Although it is not documented or clear who coined pieces of wood that were drifted by water driftwood, the term stuck and has been used worldwide for many decades. It is hypothesized that this term dates back to the olden days when shipwrecks would result in pieces of wood getting carried by sea and eventually finding their way to the shores.

For example, pallets of wood blasted off the decks of ships. During a gale, deck freight lumber would be blown off the ship. These wooden fragments become a part of the gyre, the ocean’s circulation system. They would eventually be carried thousands of miles away from their original location and wash up elsewhere.

They would have spent years at sea, and the environment progressively deteriorated them. Some would deteriorate and sink offshore, some would remain in the middle of the ocean in the center with a circular current flowing through, and some would make it ashore with signs of recent travel or maybe years at sea, hence driftwood.

How Does Driftwood Drift Without Disintegrating?

Any fungus that consumes moist wood and causes it to rot is known as wood-decay fungus. While some wood-decaying fungal species invade living trees as parasites, others target dead wood. Excess moisture over the fiber point of saturation in wood is necessary for fungal colonization and growth.

In the natural world, this process decomposes complicated molecules and replenishes soil nutrients. Different lignicolous fungi break down wood in different ways; for instance, some attack the wood’s carbs while others decompose lignin. The resistance of wood to rot varies substantially among different species of trees.

Two factors are involved. Firstly, most trees, even those from highly decay-resistant species, have very little decay resistance in their sapwood, wood nearest to the bark, and typically have a lighter hue. Secondly, how the tree has developed affects how many extractives are deposited in the heartwood.

The faster the growth, the fewer extractives are accumulated in the heartwood. Therefore, the lower the resistance to decay. Anaerobic means that oxygen is needed for the degradation process. Driftwood is naturally completely saturated because it has been floating in the water for a while; as a result, only the topmost layers of the wood are exposed to oxygen.

Rot isn’t something that happens to wood. Many different types of bacteria and other tiny creatures do it to wood. Wood will survive if it is submerged in water that, for whatever reason, doesn’t permit such bacteria’s growth. Low oxygen, no light, and cold water reduce this support of life.

Some driftwood will decompose quickly as it dries, and there isn’t much that can be done sans putting some effort into the drying process. Because the lignin that binds the log together cannot be dissolved by water, it has very little impact.

As was already stated, other factors that play a role include the tree’s species and the environment it grew in. In fact, wood can survive for tens of thousands of years when it falls into deoxygenated water, such as in a very large, deep lake or bog.

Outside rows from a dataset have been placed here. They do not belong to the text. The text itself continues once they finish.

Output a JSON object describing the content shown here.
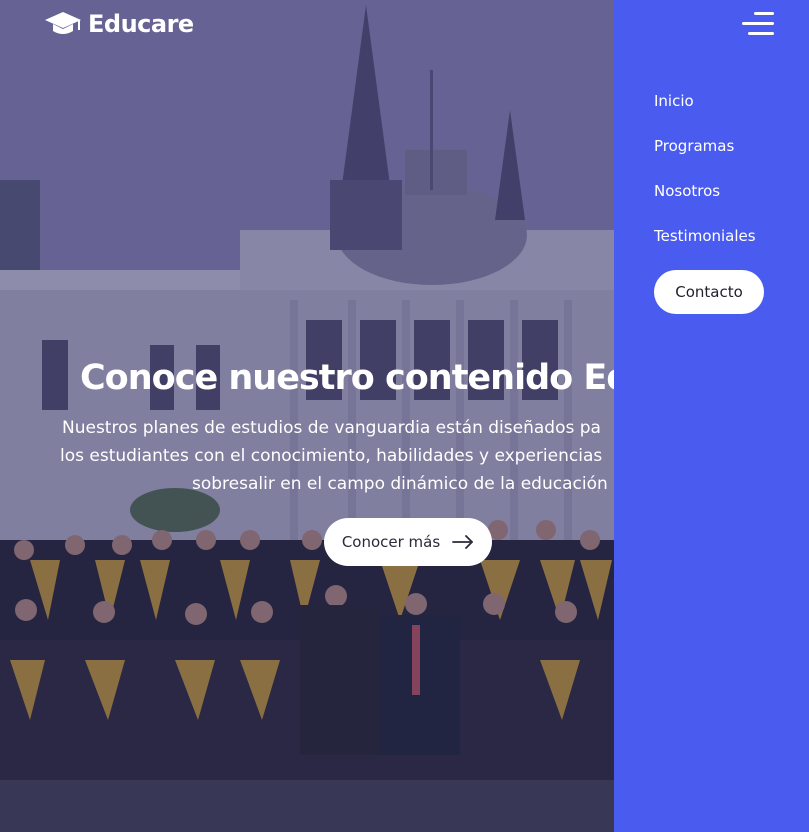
{
  "brand": {
    "name": "Educare",
    "icon": "graduation-cap-icon"
  },
  "hero": {
    "title": "Conoce nuestro contenido Edu",
    "subtitle_lines": [
      "Nuestros planes de estudios de vanguardia están diseñados pa",
      "los estudiantes con el conocimiento, habilidades y experiencias",
      "sobresalir en el campo dinámico de la educación"
    ],
    "cta_label": "Conocer más",
    "cta_icon": "arrow-right-icon"
  },
  "nav": {
    "toggle_icon": "menu-icon",
    "items": [
      "Inicio",
      "Programas",
      "Nosotros",
      "Testimoniales"
    ],
    "contact_label": "Contacto"
  },
  "colors": {
    "panel": "#4a5cf0",
    "button_bg": "#ffffff",
    "text": "#ffffff"
  }
}
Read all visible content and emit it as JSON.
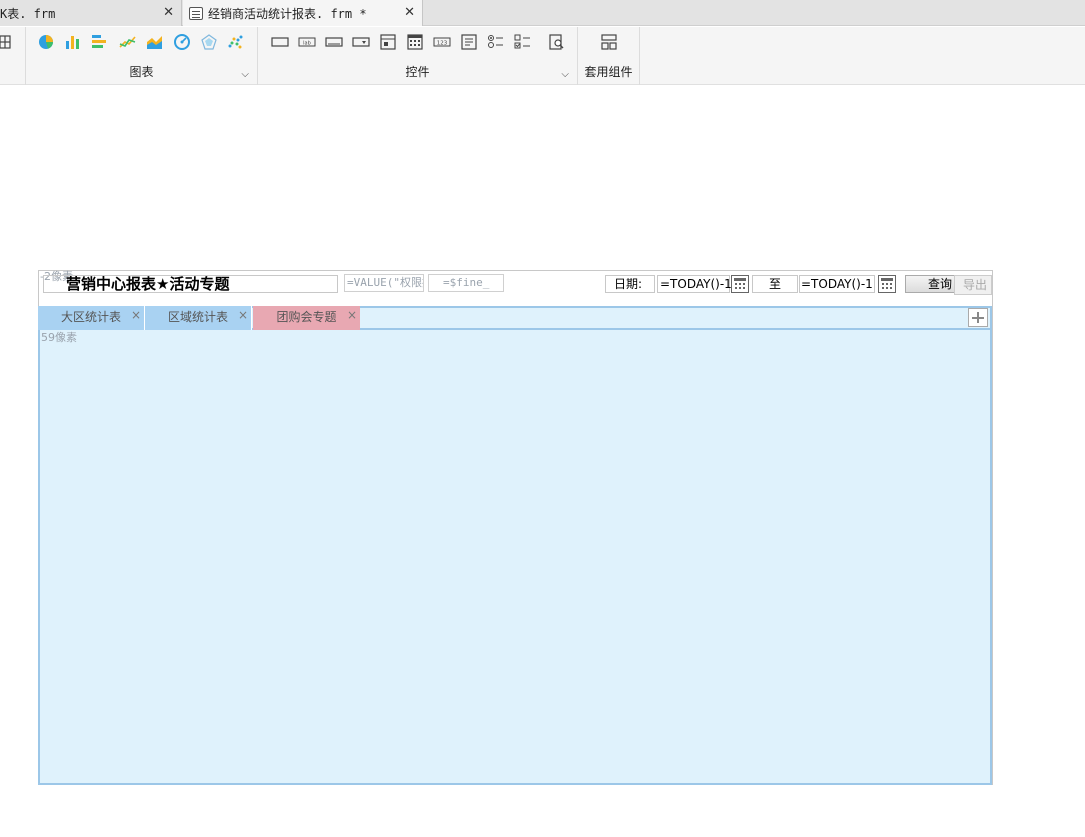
{
  "file_tabs": [
    {
      "label": "K表. frm",
      "active": false
    },
    {
      "label": "经销商活动统计报表. frm *",
      "active": true
    }
  ],
  "ribbon": {
    "groups": [
      {
        "label": "图表"
      },
      {
        "label": "控件"
      },
      {
        "label": "套用组件"
      }
    ],
    "control_icon_text": {
      "lab": "lab",
      "num": "123"
    }
  },
  "report": {
    "top_pixel_label": "-2像素",
    "title": "营销中心报表★活动专题",
    "formula1": "=VALUE(\"权限控",
    "formula2": "=$fine_",
    "date_label": "日期:",
    "date_start": "=TODAY()-1",
    "to_label": "至",
    "date_end": "=TODAY()-1",
    "query_label": "查询",
    "export_label": "导出",
    "tabs": [
      {
        "label": "大区统计表"
      },
      {
        "label": "区域统计表"
      },
      {
        "label": "团购会专题"
      }
    ],
    "tab_close": "×",
    "body_pixel_label": "59像素"
  },
  "colors": {
    "panel_bg": "#dff2fc",
    "panel_border": "#9cc7e8",
    "tab_blue": "#a9d2f2",
    "tab_pink": "#e8a8b2"
  }
}
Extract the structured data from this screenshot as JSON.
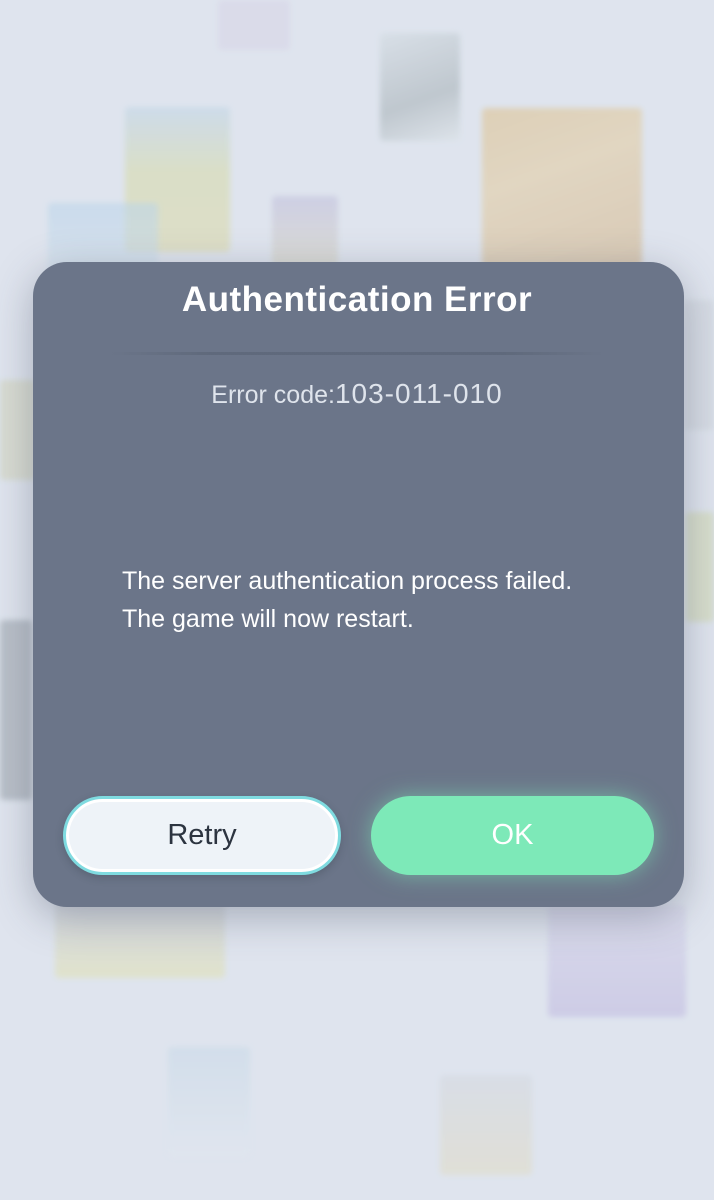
{
  "dialog": {
    "title": "Authentication Error",
    "error_code_label": "Error code:",
    "error_code_value": "103-011-010",
    "message_line1": "The server authentication process failed.",
    "message_line2": "The game will now restart."
  },
  "buttons": {
    "retry_label": "Retry",
    "ok_label": "OK"
  },
  "colors": {
    "dialog_bg": "#6b7589",
    "ok_button": "#7de9b8",
    "retry_border": "#7fdbe0",
    "screen_bg": "#dde3ee"
  }
}
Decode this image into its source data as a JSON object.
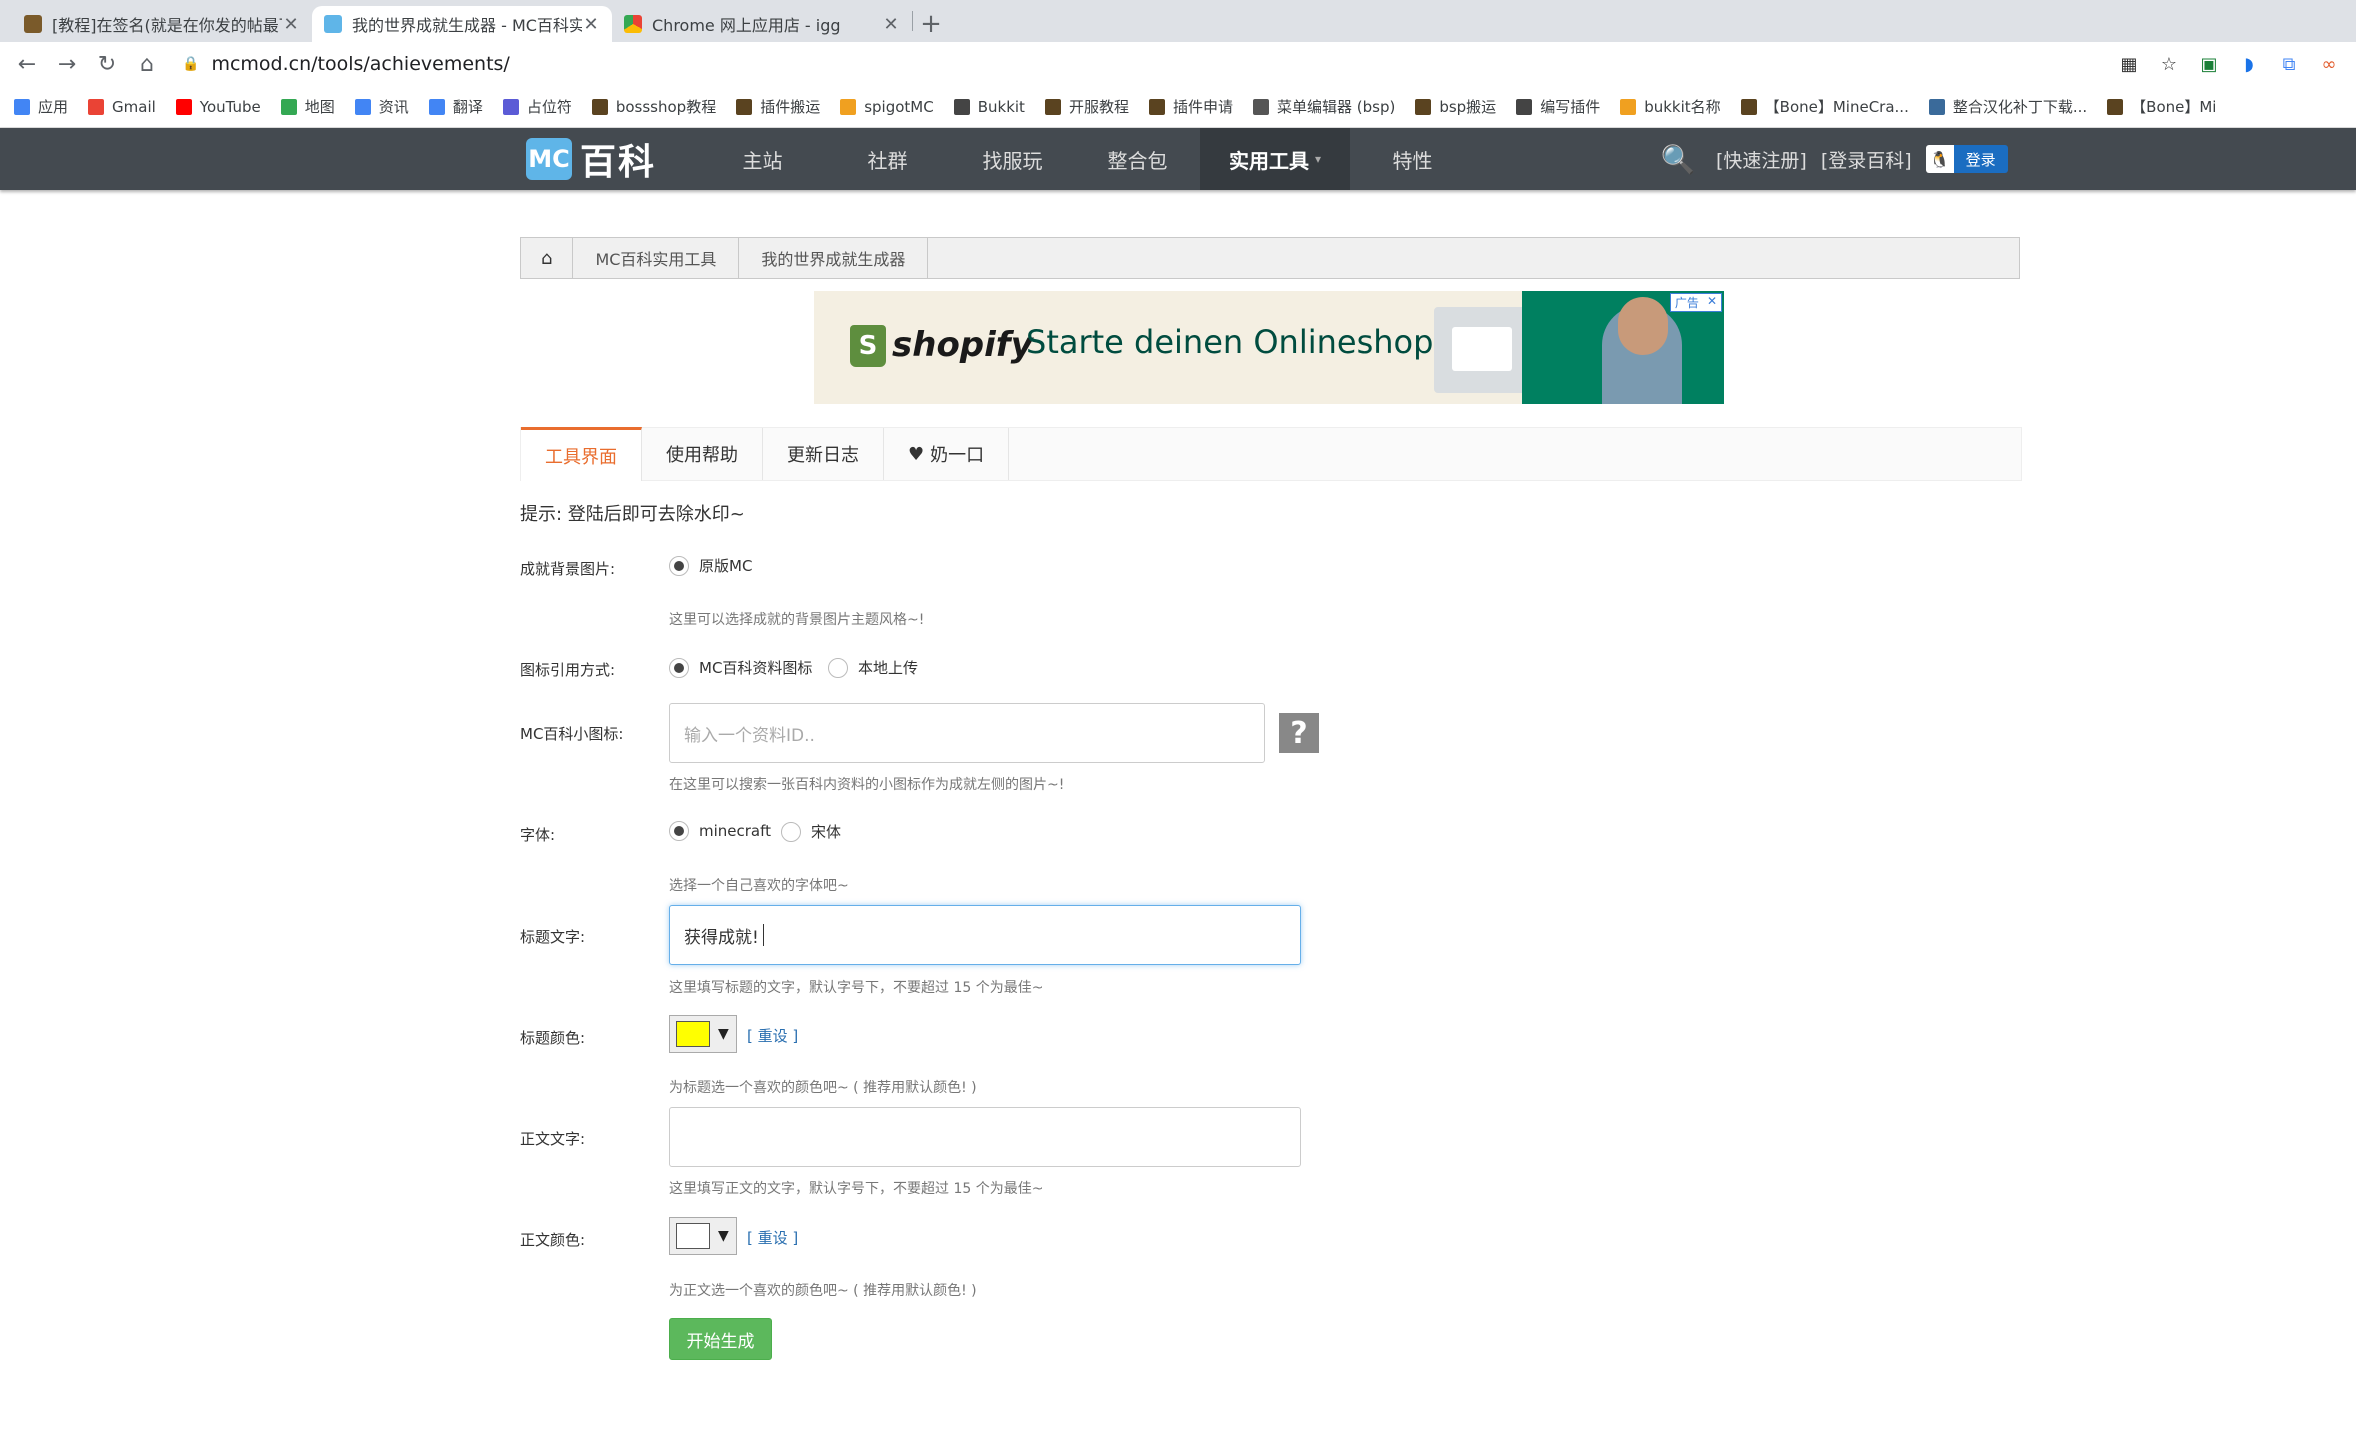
{
  "browser": {
    "tabs": [
      {
        "title": "[教程]在签名(就是在你发的帖最下",
        "active": false,
        "color": "#7a5a2a"
      },
      {
        "title": "我的世界成就生成器 - MC百科实",
        "active": true,
        "color": "#5fb5e8"
      },
      {
        "title": "Chrome 网上应用店 - igg",
        "active": false,
        "color": "#e0463a"
      }
    ],
    "new_tab": "+",
    "url": "mcmod.cn/tools/achievements/"
  },
  "bookmarks": [
    {
      "label": "应用",
      "color": "#4285f4"
    },
    {
      "label": "Gmail",
      "color": "#ea4335"
    },
    {
      "label": "YouTube",
      "color": "#ff0000"
    },
    {
      "label": "地图",
      "color": "#34a853"
    },
    {
      "label": "资讯",
      "color": "#4285f4"
    },
    {
      "label": "翻译",
      "color": "#4285f4"
    },
    {
      "label": "占位符",
      "color": "#5b5bd6"
    },
    {
      "label": "bossshop教程",
      "color": "#5a4320"
    },
    {
      "label": "插件搬运",
      "color": "#5a4320"
    },
    {
      "label": "spigotMC",
      "color": "#f0a020"
    },
    {
      "label": "Bukkit",
      "color": "#444"
    },
    {
      "label": "开服教程",
      "color": "#5a4320"
    },
    {
      "label": "插件申请",
      "color": "#5a4320"
    },
    {
      "label": "菜单编辑器 (bsp)",
      "color": "#555"
    },
    {
      "label": "bsp搬运",
      "color": "#5a4320"
    },
    {
      "label": "编写插件",
      "color": "#444"
    },
    {
      "label": "bukkit名称",
      "color": "#f0a020"
    },
    {
      "label": "【Bone】MineCra...",
      "color": "#5a4320"
    },
    {
      "label": "整合汉化补丁下载...",
      "color": "#3a6a9a"
    },
    {
      "label": "【Bone】Mi",
      "color": "#5a4320"
    }
  ],
  "site": {
    "logo_mc": "MC",
    "logo_text": "百科",
    "menu": [
      "主站",
      "社群",
      "找服玩",
      "整合包",
      "实用工具",
      "特性"
    ],
    "active_menu_index": 4,
    "quick_register": "[快速注册]",
    "login_link": "[登录百科]",
    "qq_login": "登录"
  },
  "breadcrumb": [
    "MC百科实用工具",
    "我的世界成就生成器"
  ],
  "ad": {
    "brand": "shopify",
    "slogan": "Starte deinen Onlineshop",
    "label": "广告"
  },
  "tabs": [
    "工具界面",
    "使用帮助",
    "更新日志",
    "奶一口"
  ],
  "tip": "提示: 登陆后即可去除水印~",
  "form": {
    "background": {
      "label": "成就背景图片:",
      "option": "原版MC",
      "hint": "这里可以选择成就的背景图片主题风格~!"
    },
    "icon_source": {
      "label": "图标引用方式:",
      "options": [
        "MC百科资料图标",
        "本地上传"
      ]
    },
    "mc_icon": {
      "label": "MC百科小图标:",
      "placeholder": "输入一个资料ID..",
      "hint": "在这里可以搜索一张百科内资料的小图标作为成就左侧的图片~!",
      "help": "?"
    },
    "font": {
      "label": "字体:",
      "options": [
        "minecraft",
        "宋体"
      ],
      "hint": "选择一个自己喜欢的字体吧~"
    },
    "title_text": {
      "label": "标题文字:",
      "value": "获得成就!",
      "hint": "这里填写标题的文字，默认字号下，不要超过 15 个为最佳~"
    },
    "title_color": {
      "label": "标题颜色:",
      "color": "#ffff00",
      "reset": "[ 重设 ]",
      "hint": "为标题选一个喜欢的颜色吧~ ( 推荐用默认颜色! )"
    },
    "body_text": {
      "label": "正文文字:",
      "value": "",
      "hint": "这里填写正文的文字，默认字号下，不要超过 15 个为最佳~"
    },
    "body_color": {
      "label": "正文颜色:",
      "color": "#ffffff",
      "reset": "[ 重设 ]",
      "hint": "为正文选一个喜欢的颜色吧~ ( 推荐用默认颜色! )"
    },
    "submit": "开始生成"
  }
}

What Is Driftwood Used For?

It is used as decoration and to reduce the pH of the water in aquariums. It can also be employed in other crafts. People frequently take a component and turn it into a decorative item, like a table base.

It is not sawed into boards. It’s frequently utilized as décor both inside and outside the house. It truly makes a difference if you want a coastal or rustic style in your home.

Conclusion

Many know that driftwood is defined as wood that has drifted into the water and has been there for so long that all rotten materials have been consumed by bacteria, fungi, and some other pathogens, preserving only the cellulose.

During this point, driftwood washes up on a shore or occasionally sinks. However, not many were aware that driftwood is called that because it simply drifts along in large bodies of water and goes through a change along the way.